We haven’t had a chance to do much testing with Amazon’s time sync service yet, but it looks like a good solution for applications deployed to that platform. One warning, though: they do leap second smearing, which is good but non-standard. If any of your nodes use time sync sources that do leap-second smearing, they all must (and they must all smear the leap second the same way. I haven’t seen any official confirmation of whether Google and Amazon’s leap second smearing is compatible with each other).
In general, better clock synchronization can improve your tail latencies (by reducing retries) but not mean/median performance. To realize these gains, you’ll need to set the
--max-offset flag to something smaller than the default of 500ms. I don’t know what the best value for amazon time sync would be - my recommendation would be to run a test cluster for a while to collect data (we’re not graphing that yet, so the results won’t be visible in a current build but it’ll be collecting data that can be displayed once the UI is updated). One nice thing about truetime is that it explicitly models the uncertainty in the clocks, so that the delay can be adjusted dynamically based on the actual conditions instead of choosing a fixed max-offset.
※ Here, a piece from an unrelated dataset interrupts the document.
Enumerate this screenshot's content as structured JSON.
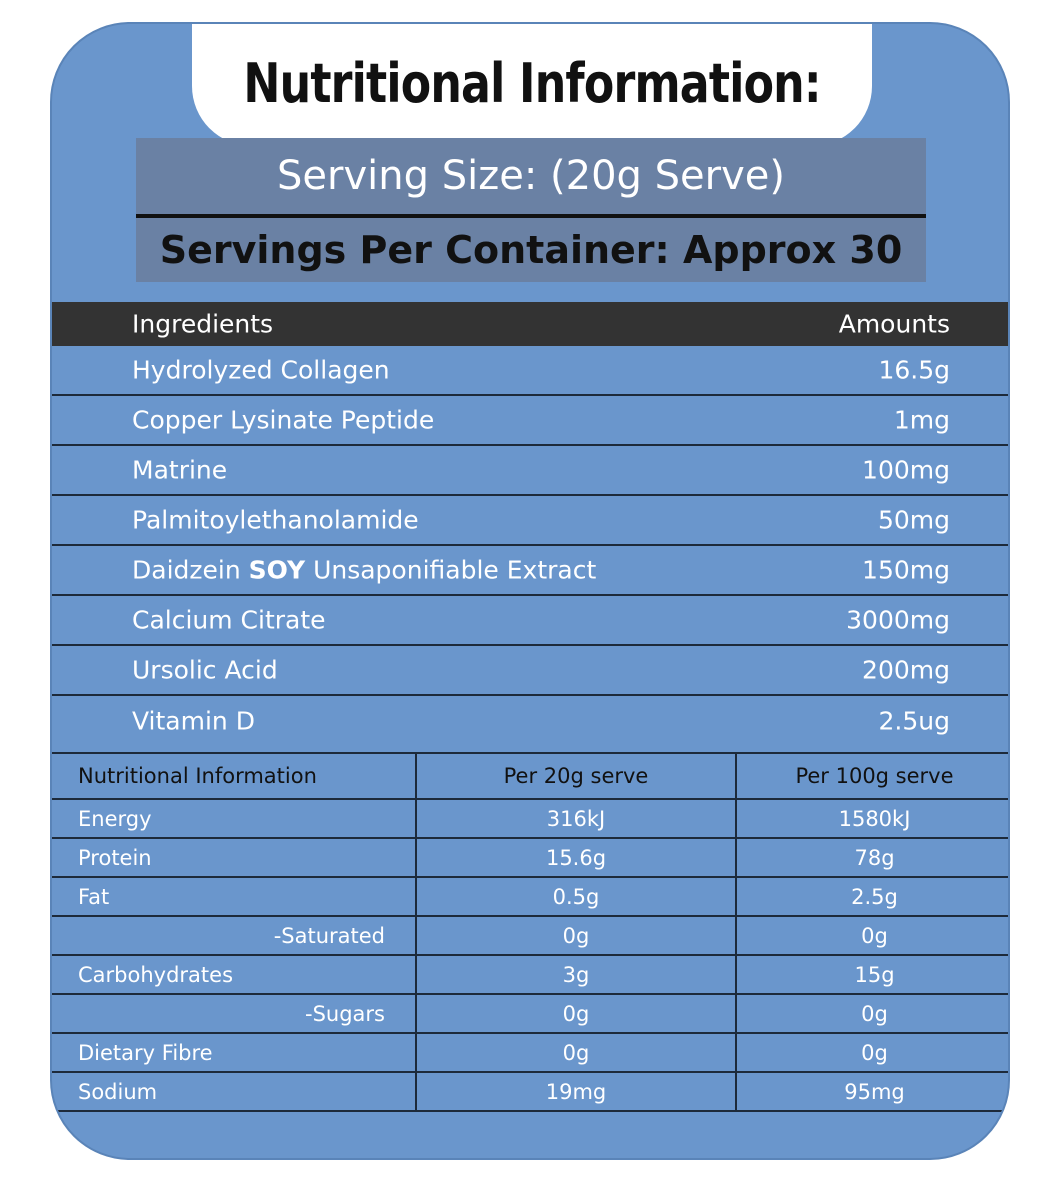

On our AWS test clusters (just using standard NTP with external sources, not AWS time sync), we typically see offsets in the single-digit milliseconds with spikes up to ~20ms. The default max-offset of 500ms is pretty conservative.
If the max clock offset gets small enough, you could switch to linearizable mode (which adds the max clock offset to all your read latencies). However, this mode has not yet been tested in practice and I wouldn’t yet recommend using it.